Jordan Spieth says Nelly Korda is on an “unbelievable run” and that Xander Schauffele is humble about his gold.

Jordan Spieth shared a house with Olympic gold medal winner Xander Schauffele at the WGC-FedEx St. Jude Invitational in Memphis last week, and one thing the roomies watched together was the women’s golf competition at the Tokyo Summer Games.

“Yeah, we were watching some of it last night,” Spieth said Saturday after the third round of the at TPC Southwind. “We were teeing off so early, you had to kind of go to sleep before. … I guess I went to bed when Nelly had taken a three-shot lead through 10.”
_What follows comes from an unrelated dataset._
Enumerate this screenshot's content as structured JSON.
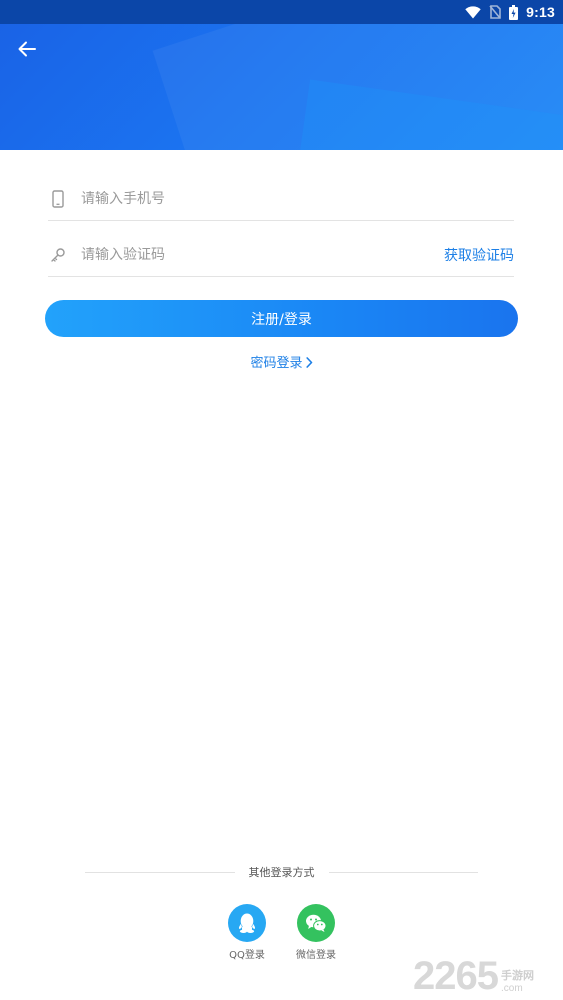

Spieth then raved about Nelly Korda, who won gold, giving the Americans a sweep of the top prizes in golf in Tokyo.

“Justin [Thomas], some of those girls live in Florida and he knows the Kordas really well, so he was kind of, we pick his brain a little bit.

“Obviously she’s on an unbelievable run, No. 1 in the world going in and winning gold in the Olympics, kind of how you want it to be, right? Best player wins.”

Schauffele, who’s been showing off his gold medal to pretty much everyone—and with good reason—brought it with him to Memphis.

“Xander obviously having the gold medal at the house is pretty cool,” Spieth said.

“He’s so humble. If it were me or Justin. .. we would just be wearing it at dinner, we wouldn’t take it off. Justin had to make him go upstairs and get it when I got here to show me, and it was super cool.”

Spieth, currently ranked second in the PGA Tour’s FedEx Cup standings, is not playing this week at the Wyndham Championship, the final regular season event before the playoffs start.